İstatistiksel Dilemma

 Her ülke kendi içinde belirli bir ekonomi, kültür ve dolayısıyla bir yaşam biçimi barındırır. Bu normlara uymaya çalışmak her zaman yegane amacı olan insanoğlu için, refah seviyesi bu ideaların ortak noktası olmuştur.

Bir toplum her zaman refah seviyesini nasıl en üst seviyede tutabilirim düşüncesinde hareket eder. Çoğu gelişmekte olan ülkeler bu olguyu stabil tutmak için gerektiğinden fazla enerji ve zaman harcarken bazıları da artık olanla yetinmeye alışmıştır. Refah seviyesini belirleyen birkaç faktör vardır. Bunların en başında ekonomi gelir ve ekonominin sebep olduğu diğer etmenler olarak dallanır. Refah seviyesi, maddi zorluk çekmeden, bolluk bereket içinde yaşamak anlamına gelir.

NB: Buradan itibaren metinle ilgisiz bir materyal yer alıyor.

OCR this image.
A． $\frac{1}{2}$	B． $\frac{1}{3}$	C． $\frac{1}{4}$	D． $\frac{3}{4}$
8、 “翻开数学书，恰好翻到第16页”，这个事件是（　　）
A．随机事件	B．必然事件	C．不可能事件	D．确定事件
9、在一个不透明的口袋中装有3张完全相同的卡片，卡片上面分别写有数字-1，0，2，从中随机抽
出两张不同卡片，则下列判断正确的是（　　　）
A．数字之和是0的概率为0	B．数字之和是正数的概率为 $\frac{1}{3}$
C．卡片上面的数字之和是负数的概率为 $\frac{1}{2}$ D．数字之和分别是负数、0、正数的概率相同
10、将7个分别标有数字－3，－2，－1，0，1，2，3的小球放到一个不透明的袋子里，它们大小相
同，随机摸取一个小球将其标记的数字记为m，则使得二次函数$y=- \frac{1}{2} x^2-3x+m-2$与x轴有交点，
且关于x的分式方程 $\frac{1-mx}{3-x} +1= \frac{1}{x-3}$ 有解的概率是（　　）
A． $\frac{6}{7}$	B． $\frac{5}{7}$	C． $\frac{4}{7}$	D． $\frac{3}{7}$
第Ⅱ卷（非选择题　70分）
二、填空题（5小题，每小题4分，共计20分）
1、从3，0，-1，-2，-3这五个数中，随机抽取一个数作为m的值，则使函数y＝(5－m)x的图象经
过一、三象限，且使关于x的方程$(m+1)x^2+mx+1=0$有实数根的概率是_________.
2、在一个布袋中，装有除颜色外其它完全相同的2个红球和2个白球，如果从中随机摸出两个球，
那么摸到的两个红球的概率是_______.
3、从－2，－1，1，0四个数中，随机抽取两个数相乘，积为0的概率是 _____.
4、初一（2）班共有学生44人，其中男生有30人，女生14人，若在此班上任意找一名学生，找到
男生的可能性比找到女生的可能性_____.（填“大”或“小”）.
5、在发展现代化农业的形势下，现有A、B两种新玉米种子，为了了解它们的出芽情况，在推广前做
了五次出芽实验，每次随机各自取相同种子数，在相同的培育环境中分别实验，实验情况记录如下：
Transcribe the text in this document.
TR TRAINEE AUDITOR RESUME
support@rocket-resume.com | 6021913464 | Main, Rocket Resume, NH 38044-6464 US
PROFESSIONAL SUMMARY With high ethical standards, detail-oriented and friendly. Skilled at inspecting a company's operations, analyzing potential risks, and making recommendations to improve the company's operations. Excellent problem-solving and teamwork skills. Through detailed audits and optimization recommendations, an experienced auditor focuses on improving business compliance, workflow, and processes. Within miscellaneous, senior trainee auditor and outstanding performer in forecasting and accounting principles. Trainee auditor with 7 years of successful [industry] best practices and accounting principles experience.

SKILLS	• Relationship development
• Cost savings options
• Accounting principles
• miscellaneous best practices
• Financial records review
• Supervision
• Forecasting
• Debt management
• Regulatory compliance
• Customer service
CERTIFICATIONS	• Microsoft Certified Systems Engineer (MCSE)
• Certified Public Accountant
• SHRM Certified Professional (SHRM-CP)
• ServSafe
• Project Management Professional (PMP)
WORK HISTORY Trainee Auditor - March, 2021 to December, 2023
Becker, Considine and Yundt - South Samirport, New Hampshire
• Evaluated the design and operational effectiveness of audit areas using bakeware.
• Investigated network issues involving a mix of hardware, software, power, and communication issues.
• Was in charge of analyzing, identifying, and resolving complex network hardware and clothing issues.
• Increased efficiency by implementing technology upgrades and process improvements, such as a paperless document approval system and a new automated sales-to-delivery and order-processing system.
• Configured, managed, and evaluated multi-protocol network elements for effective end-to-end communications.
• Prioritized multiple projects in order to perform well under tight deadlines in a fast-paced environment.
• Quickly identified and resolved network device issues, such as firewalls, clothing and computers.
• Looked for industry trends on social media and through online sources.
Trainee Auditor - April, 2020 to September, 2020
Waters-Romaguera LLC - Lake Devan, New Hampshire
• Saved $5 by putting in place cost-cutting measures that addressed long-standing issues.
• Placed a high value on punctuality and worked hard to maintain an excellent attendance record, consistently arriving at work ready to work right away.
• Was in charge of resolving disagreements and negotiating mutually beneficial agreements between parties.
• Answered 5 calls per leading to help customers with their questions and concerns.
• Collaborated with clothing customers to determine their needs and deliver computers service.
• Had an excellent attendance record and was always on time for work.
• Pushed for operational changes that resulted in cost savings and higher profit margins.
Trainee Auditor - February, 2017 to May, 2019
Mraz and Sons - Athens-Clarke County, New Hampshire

Nüfusun fazlalaşması demek kişi başına düşen gelirin azalması demektir. Bu da doğal olarak refah seviyesini düşürecektir. Fakat eğer nüfus artışından faydalanılarak ekonomi daha da güçlendirilebilirse durum, o ülkenin lehine döner. Eğer popülasyon, gelişen ülkelerde hızlı bir şekilde artıyorsa, bunu kendileri için olumlu hale çevirebilmek ancak işçi sınıfının sayısını arttırmaktan geçer. İş gücü artarsa daha çok üretim olacaktır. Böylece de kâr oranı fazlalaşacaktır.

Fakat eğer bu durum kontrol altına alınamazsa o zaman işlerin sarpa sarması an meselesi olur. Çok hızlı bir şekilde artan popülasyonla beraber gelen ekonomik sıkıntılar, bunların yüzünden azalan maaşlar ve gelen zamlar halkı sıkıntıya sokarken herkesin moral ve motivasyonunu yerle bir edecektir. Bu da açlık sınırının altında yaşamak zorunda kalan insanlar, hayattaki tek gayesi akşam yemeğini çıkarabilmek olan işçiler ve olabildiğince çabuk ülkelerini terk etmek isteyen genç beyinler demektir. Yani kontrol altına alınamayan bu problem ülkenin yavaş yavaş sonunu hazırlayacaktır.

Gelişmiş ülkelerde gelişen ülkelere nazaran daha az olumsuz etkiler görülür. Çünkü o ülkeler belirli bir yönetim sistemini oturtmuştur ve kriz anlarının nasıl yönetilmesi gerektiğini bilirler. Bu yüzden onlar nüfus artarken bunu önceden düşünüp ilerisi için aksiyon alabilecek düzeydedirler.

Bu tür kitlesel olaylar öngörü olmadan çözülebilecek problemler değildirler. O yüzden de, özellikle gelişmekte olan ülkeler için, günlük hayatta kaybolmadan geleceği de düşünerek hareket etmek oldukça önemlidir. Bugünün sorunun çözmeye çalışırken birkaç yıl sonra ülkenin sonunu getirecek olanı görmemezlikten gelmek en major problemdir.